Manimal update

There have been updates in the manimal case, but I’ll save those for the end.

Possibly a more worthwhile a topic: one commenter was disappointed in the whole affair, thinking it demeaning and sensationalist. I’m trying to decide if that’s so.

In this case, the manimal debate started out as good-humored dinner chatter before my colleagues found out real money was involved. After that, they approached me to witness the feat (as the prize requires publication in the media before they’ll consider your application).

But am I skeptical to the point of being dismissive? Yes. Did I write about it because I thought people would be amused? Guilty as charged. Is that entirely a bad thing? Some say yes:

Whether this individual transforms himself into an animal in a way that matches you Hollywood-informed imagination is not as important as the fact that many people around him operate as if this was possible and true. Also, I’m hard pressed to imagine how such a belief could be detrimental to these people.

I think the fact that so many operate as if these powers are real is precisely the reason to be worried. An easy example is the astonishing number of witch killings each year, many of which target poor, single women. (See Ted Miguel’s paper on this in East Africa)

I’ve also spent the last years working in northern Uganda and Liberia, places where leaders claiming spiritual powers had laid waste to their nations in long and bloody civil wars. Widespread belief in their power is no small contributing factor to their success. (Stephen Ellis has a nice volume on just this subject.)

Another example: Just today a senior diplomat bemoaned a recent by-election. The popular, qualified candidate lost to a less scrupulous one whose entire campaign aimed at convincing the populace that his opponent would die from evil spirits if elected. It seems to have won him the election.

People ought to be left in peace to decide their own spiritual beliefs. If I had to rewrite the manimal post, I’d probably be less condescending. But what I would say is this: When claims of spirit power are used in the pursuit of power and money—whether an American faith healer, a Liberian politician, or a village elder pursuing a million dollar prize—I tend to think the world would be a more peaceful place if we heaped skepticism on all and scorn on the obvious frauds.

Back to our prize seeker. In the end, it turns out he can’t perform the full transformation in the city, only in forested regions. We offered to drive out of the city, but it seems only in his home county of Nimba can he do so. Nimba will have to wait for my next trip (we have, in fact, a project there) but you’ll forgive me if I haven’t reserved judgment.

6 thoughts on “Manimal update

  1. You preferred to be a lunatic, a minority of one.
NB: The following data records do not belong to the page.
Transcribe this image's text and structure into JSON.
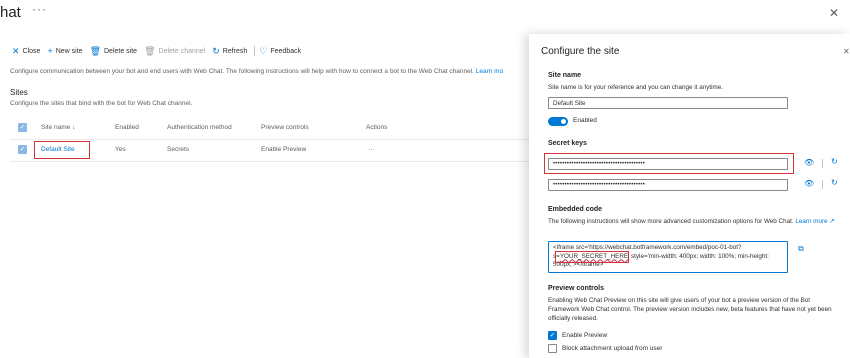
{
  "page": {
    "title": "hat",
    "more": "···",
    "close": "✕"
  },
  "toolbar": {
    "close": "Close",
    "new_site": "New site",
    "delete_site": "Delete site",
    "delete_channel": "Delete channel",
    "refresh": "Refresh",
    "feedback": "Feedback"
  },
  "description": {
    "text": "Configure communication between your bot and end users with Web Chat. The following instructions will help with how to connect a bot to the Web Chat channel.",
    "learn_more": "Learn mo"
  },
  "sites": {
    "heading": "Sites",
    "subheading": "Configure the sites that bind with the bot for Web Chat channel.",
    "columns": [
      "Site name ↓",
      "Enabled",
      "Authentication method",
      "Preview controls",
      "Actions"
    ],
    "rows": [
      {
        "name": "Default Site",
        "enabled": "Yes",
        "auth": "Secrets",
        "preview": "Enable Preview",
        "actions": "···"
      }
    ]
  },
  "panel": {
    "title": "Configure the site",
    "close": "✕",
    "site_name": {
      "heading": "Site name",
      "desc": "Site name is for your reference and you can change it anytime.",
      "value": "Default Site",
      "enabled_label": "Enabled"
    },
    "secret_keys": {
      "heading": "Secret keys",
      "key1": "••••••••••••••••••••••••••••••••••••••••",
      "key2": "••••••••••••••••••••••••••••••••••••••••"
    },
    "embedded_code": {
      "heading": "Embedded code",
      "desc": "The following instructions will show more advanced customization options for Web Chat.",
      "learn_more": "Learn more ↗",
      "code_line1": "<iframe src='https://webchat.botframework.com/embed/poc-01-bot?",
      "code_line2_prefix": "s=",
      "code_secret": "YOUR_SECRET_HERE'",
      "code_line2_suffix": " style='min-width: 400px; width: 100%; min-height:",
      "code_line3": "500px;'></iframe>"
    },
    "preview": {
      "heading": "Preview controls",
      "desc": "Enabling Web Chat Preview on this site will give users of your bot a preview version of the Bot Framework Web Chat control. The preview version includes new, beta features that have not yet been officially released.",
      "enable_preview": "Enable Preview",
      "block_attachment": "Block attachment upload from user"
    }
  },
  "icons": {
    "close": "close-icon",
    "add": "add-icon",
    "delete": "delete-icon",
    "refresh": "refresh-icon",
    "feedback": "feedback-icon",
    "eye": "eye-icon",
    "regenerate": "regenerate-icon",
    "copy": "copy-icon"
  },
  "colors": {
    "accent": "#0078d4",
    "highlight": "#d13438"
  }
}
Only the disciplined mind can see reality, Winston. You believe that reality is something objective, external, existing in its own right. You also believe that the nature of reality is self-evident. When you delude yourself into thinking that you see something, you assume that everyone else sees the same thing as you. But I tell you, Winston, that reality is not external….

    O’Brien held up the fingers of his left hand, with the thumb concealed.
    “There are five fingers there. Do you see five fingers?”
    “Yes.”
    And he did see them, for a fleeting instant, before the scenery of his mind changed.

    …I’m always reminded of Orwell when I’m told about the spiritual world manifesting itself in the real world.

  2. FWIW, I don’t think you can begin to understand Africa unless you really understand what Africans themselves think and feel. That seems blindingly obvious, and hardly worth mentioning, but it’s amazing to me how few social scientists have made that effort–with Ellis being one of the notable exceptions.

  3. Ellis’ ‘Mask’ is great, but Ellis and Gerrie ter Haar co-authoring is mandatory reading, in my opinion: The book: ‘Worlds of Power’, 2004; various papers:
    ‘Religion and politics in Sub-Saharan Africa’, Journal of Modern African Studies, 36:2, 1998;
    ‘The role of religion in development’, The European Journal of Development Research’, 18:3, 2006;
    ‘Religion and politics: taking African epistemologies seriously’, The Journal of Modern African Studies, 45, 2007

  4. Whether this assistant professor mocks people who claim to transform into animals in a way that offends you Hollywood-informed imagination is not as important as the fact that many people around him operate as if this was reasonable and funny. Also, I’m hard pressed to imagine how such mocking could be detrimental to these people.